During the 1990s, Gawron studied environmental design at the University of Massachusetts, then earned his master’s degree in landscape architecture from the University of Georgia. A professor suggested he check out the aesthetics of Jekyll Island, specifically those of its historic district, the storied stomping ground of Industrial Age tycoons. Inspired, Gawron took an internship with the Jekyll Island Authority. Luckily for the local botanicals, he never left.
More than twenty years later, his work today has its roots in his master’s thesis, which comprehensively catalogs all of the island’s plant life. “It has proved its worth as a living document that we still use today for guidance,” says Jones Hooks, the Jekyll Island Authority’s executive director.
Gawron’s influence is pervasive. He loves to join his crew in pruning and planting whenever possible, manicuring the greens of the golf courses and the garden beds in the historic district.

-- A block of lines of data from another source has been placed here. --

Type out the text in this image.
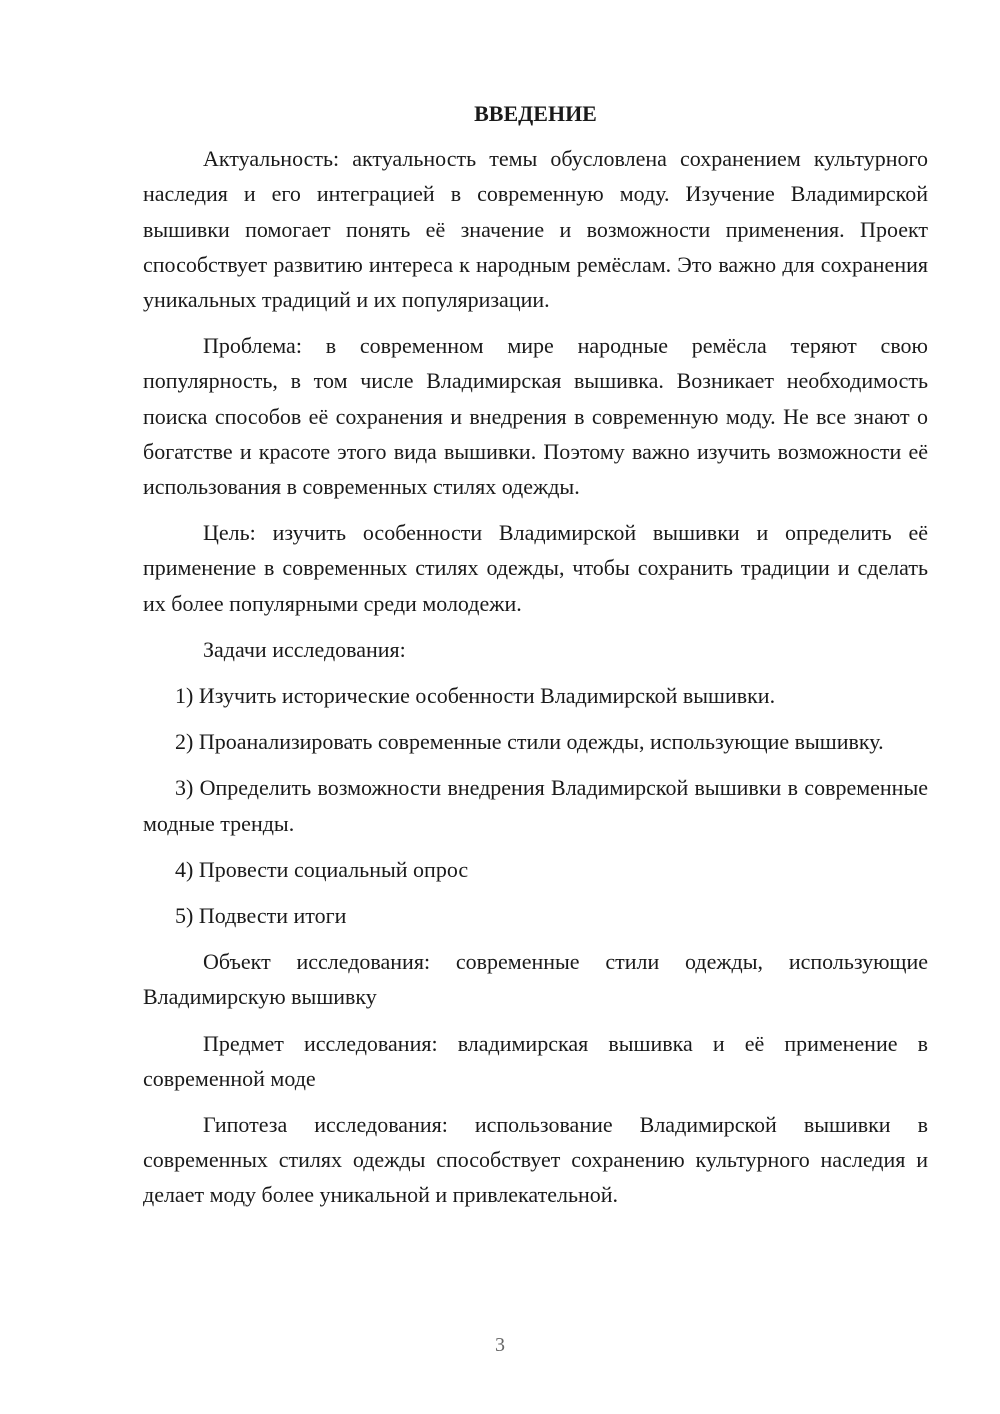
ВВЕДЕНИЕ

Актуальность: актуальность темы обусловлена сохранением культурного наследия и его интеграцией в современную моду. Изучение Владимирской вышивки помогает понять её значение и возможности применения. Проект способствует развитию интереса к народным ремёслам. Это важно для сохранения уникальных традиций и их популяризации.

Проблема: в современном мире народные ремёсла теряют свою популярность, в том числе Владимирская вышивка. Возникает необходимость поиска способов её сохранения и внедрения в современную моду. Не все знают о богатстве и красоте этого вида вышивки. Поэтому важно изучить возможности её использования в современных стилях одежды.

Цель: изучить особенности Владимирской вышивки и определить её применение в современных стилях одежды, чтобы сохранить традиции и сделать их более популярными среди молодежи.

Задачи исследования:

1) Изучить исторические особенности Владимирской вышивки.

2) Проанализировать современные стили одежды, использующие вышивку.

3) Определить возможности внедрения Владимирской вышивки в современные модные тренды.

4) Провести социальный опрос

5) Подвести итоги

Объект исследования: современные стили одежды, использующие Владимирскую вышивку

Предмет исследования: владимирская вышивка и её применение в современной моде

Гипотеза исследования: использование Владимирской вышивки в современных стилях одежды способствует сохранению культурного наследия и делает моду более уникальной и привлекательной.

3
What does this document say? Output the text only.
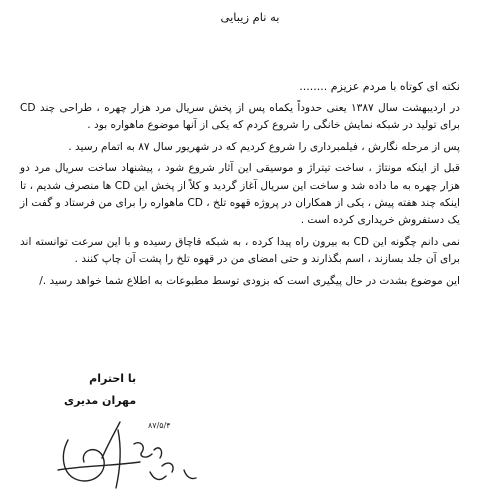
به نام زیبایی
نکته ای کوتاه با مردم عزیزم ........

در اردیبهشت سال ۱۳۸۷ یعنی حدوداً یکماه پس از پخش سریال مرد هزار چهره ، طراحی چند CD برای تولید در شبکه نمایش خانگی را شروع کردم که یکی از آنها موضوع ماهواره بود .

پس از مرحله نگارش ، فیلمبرداری را شروع کردیم که در شهریور سال ۸۷ به اتمام رسید .

قبل از اینکه مونتاژ ، ساخت تیتراژ و موسیقی این آثار شروع شود ، پیشنهاد ساخت سریال مرد دو هزار چهره به ما داده شد و ساخت این سریال آغاز گردید و کلاً از پخش این CD ها منصرف شدیم ، تا اینکه چند هفته پیش ، یکی از همکاران در پروژه قهوه تلخ ، CD ماهواره را برای من فرستاد و گفت از یک دستفروش خریداری کرده است .

نمی دانم چگونه این CD به بیرون راه پیدا کرده ، به شبکه قاچاق رسیده و با این سرعت توانسته اند برای آن جلد بسازند ، اسم بگذارند و حتی امضای من در قهوه تلخ را پشت آن چاپ کنند .

این موضوع بشدت در حال پیگیری است که بزودی توسط مطبوعات به اطلاع شما خواهد رسید ./

با احترام
مهران مدیری
۸۷/۵/۴
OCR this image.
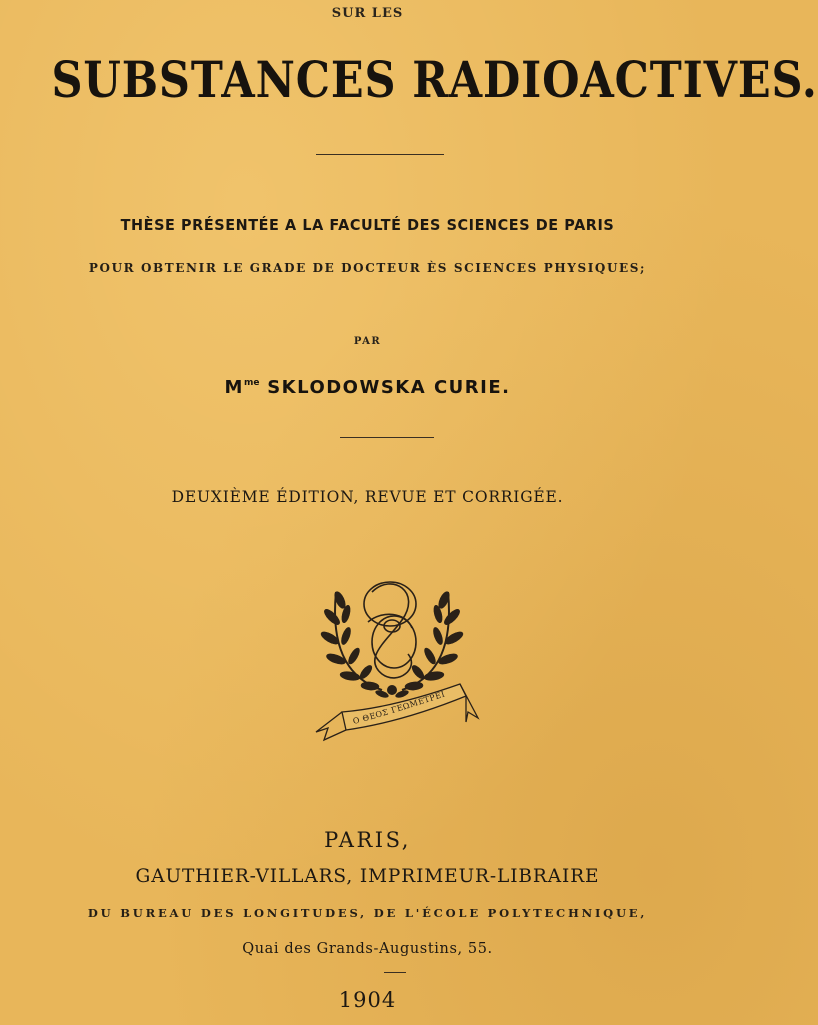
SUR LES
SUBSTANCES RADIOACTIVES.
THÈSE PRÉSENTÉE A LA FACULTÉ DES SCIENCES DE PARIS
POUR OBTENIR LE GRADE DE DOCTEUR ÈS SCIENCES PHYSIQUES;
PAR
$M^{me}$ SKLODOWSKA CURIE.
DEUXIÈME ÉDITION, REVUE ET CORRIGÉE.
Ο ΘΕΟΣ ΓΕΩΜΕΤΡΕΙ
PARIS,
GAUTHIER-VILLARS, IMPRIMEUR-LIBRAIRE
DU BUREAU DES LONGITUDES, DE L'ÉCOLE POLYTECHNIQUE,
Quai des Grands-Augustins, 55.
1904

When not getting his hands dirty, he issues permits, participates in planning initiatives, and helps name streets. He led research to restore the Avenue of Palms, returning the historic display of hundreds of cabbage palms to its former glory. As an intern in the nineties, he planted the island’s official Christmas tree—a Southern red cedar that was eight years old and fourteen feet tall when he transplanted it from its original location at the causeway. Today, it stands forty-five feet tall and happily weathered recent hurricanes.
Gawron is especially proud of his work on the bike path and the two-and-a-half acres surrounding the Jekyll Island Club Beach Pavilion. The area was floodprone until he raised its elevation. He created two large rain gardens to capture storm-water runoff and oversaw the planting of cabbage palms and dune grasses, stabilizing the land against erosion. He does face certain challenges: ravenous deer, migratory birds dropping the seeds of invasive plants, residents who want to chop down trees. As the head horticulturist in a state park, he must sign off on any tree removals. “People in regulatory positions are generally not held in high esteem,” Hooks says, “but Cliff is effective in that role.”
Observing the public’s enjoyment of his work has proved gratifying. “Jekyll Island belongs to everybody,” Gawron says. “I just want to leave it a better place for everyone to enjoy.”